From: Kenneth Whistler (kenw@sybase.com)
Date: Tue May 27 2003 - 22:47:34 EDT
Philippe Verdy continued:
> From: "Mark Davis" <mark.davis@jtcsv.com>
> > From: "Anto'nio Martins-Tuva'lkin" <antonio@tuvalkin.web.pt>
> > > On 2003.05.25, 00:00, Philippe Verdy <verdy_p@wanadoo.fr> wrote:
> > > > even if the Dutch language considers it as a single letter, in a
> > > > way similar to the Spanish "ch"
> > >
> > > I see one major difference: When you apply extra wide inter-char
> > > distance, you (should) get, f.i.:
> > > K o r t r ij k and not K o r t r i j k
> > > but E l c h e and not E l ch e
> > > This is common practice in both spanish and dutch typography, ISTK.

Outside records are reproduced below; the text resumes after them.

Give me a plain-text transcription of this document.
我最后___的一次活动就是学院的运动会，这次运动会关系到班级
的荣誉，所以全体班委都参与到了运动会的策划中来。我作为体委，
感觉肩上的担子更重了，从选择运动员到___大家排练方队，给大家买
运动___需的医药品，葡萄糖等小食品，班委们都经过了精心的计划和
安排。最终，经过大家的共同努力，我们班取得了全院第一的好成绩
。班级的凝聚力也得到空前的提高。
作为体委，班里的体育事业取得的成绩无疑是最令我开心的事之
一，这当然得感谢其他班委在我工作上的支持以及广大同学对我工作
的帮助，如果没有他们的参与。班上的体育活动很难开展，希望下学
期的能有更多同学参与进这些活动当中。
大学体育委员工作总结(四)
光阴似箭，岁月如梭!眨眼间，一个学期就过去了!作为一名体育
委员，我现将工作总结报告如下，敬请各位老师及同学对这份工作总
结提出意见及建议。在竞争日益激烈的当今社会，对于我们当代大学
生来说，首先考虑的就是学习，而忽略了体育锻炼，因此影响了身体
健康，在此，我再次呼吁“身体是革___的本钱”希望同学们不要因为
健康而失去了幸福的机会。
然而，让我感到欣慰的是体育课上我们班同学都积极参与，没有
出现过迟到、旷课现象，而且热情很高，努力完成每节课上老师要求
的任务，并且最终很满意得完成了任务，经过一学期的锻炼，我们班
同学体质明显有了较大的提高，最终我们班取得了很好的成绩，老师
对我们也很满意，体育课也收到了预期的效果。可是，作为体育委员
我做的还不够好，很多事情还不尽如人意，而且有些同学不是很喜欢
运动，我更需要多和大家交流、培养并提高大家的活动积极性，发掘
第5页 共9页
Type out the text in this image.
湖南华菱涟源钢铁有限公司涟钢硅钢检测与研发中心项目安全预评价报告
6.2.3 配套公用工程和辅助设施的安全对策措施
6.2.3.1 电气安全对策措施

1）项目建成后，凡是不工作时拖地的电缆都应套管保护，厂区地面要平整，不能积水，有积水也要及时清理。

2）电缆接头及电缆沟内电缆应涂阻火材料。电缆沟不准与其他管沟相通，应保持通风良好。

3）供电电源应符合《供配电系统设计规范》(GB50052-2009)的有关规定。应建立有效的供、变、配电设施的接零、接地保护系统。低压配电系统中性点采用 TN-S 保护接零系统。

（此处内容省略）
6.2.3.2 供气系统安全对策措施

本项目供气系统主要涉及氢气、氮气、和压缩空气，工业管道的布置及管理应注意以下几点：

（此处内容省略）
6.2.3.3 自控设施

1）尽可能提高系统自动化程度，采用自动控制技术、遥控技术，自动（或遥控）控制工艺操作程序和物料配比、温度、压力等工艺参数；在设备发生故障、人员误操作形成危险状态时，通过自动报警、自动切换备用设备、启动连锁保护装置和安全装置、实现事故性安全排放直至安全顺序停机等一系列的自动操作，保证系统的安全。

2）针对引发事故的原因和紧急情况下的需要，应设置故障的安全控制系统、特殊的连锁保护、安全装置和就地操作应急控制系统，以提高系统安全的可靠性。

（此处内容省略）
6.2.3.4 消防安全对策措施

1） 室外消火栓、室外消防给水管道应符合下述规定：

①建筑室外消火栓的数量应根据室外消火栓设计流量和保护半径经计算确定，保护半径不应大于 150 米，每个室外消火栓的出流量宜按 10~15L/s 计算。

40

> > > I was told in this forum that the surest way to keep this working in
> > > Unicode texts is to use "i<WJ>j" for Dutch and plain "ij" for other
> > > languages.
> >
> > Well, I don't know who told you, but WORD JOINER only affects
> > linebreak behavior, not intercharacter spacing.
>
> I think he meant <ZWJ> (the zero-width joiner) used as as markup to
> create a ligated variant of a pair of characters in some languages
> that offer two very distinct forms (I think about Brahmic scripts
> such as Devanagari)...
No, not ZWJ, either.
U+2060 WORD JOINER (WJ) impacts line breaking behavior -- not the
applicable concept here.
U+200D ZERO WIDTH JOINER (ZWJ) impacts cursive connection and/or
ligation -- not the applicable concept here.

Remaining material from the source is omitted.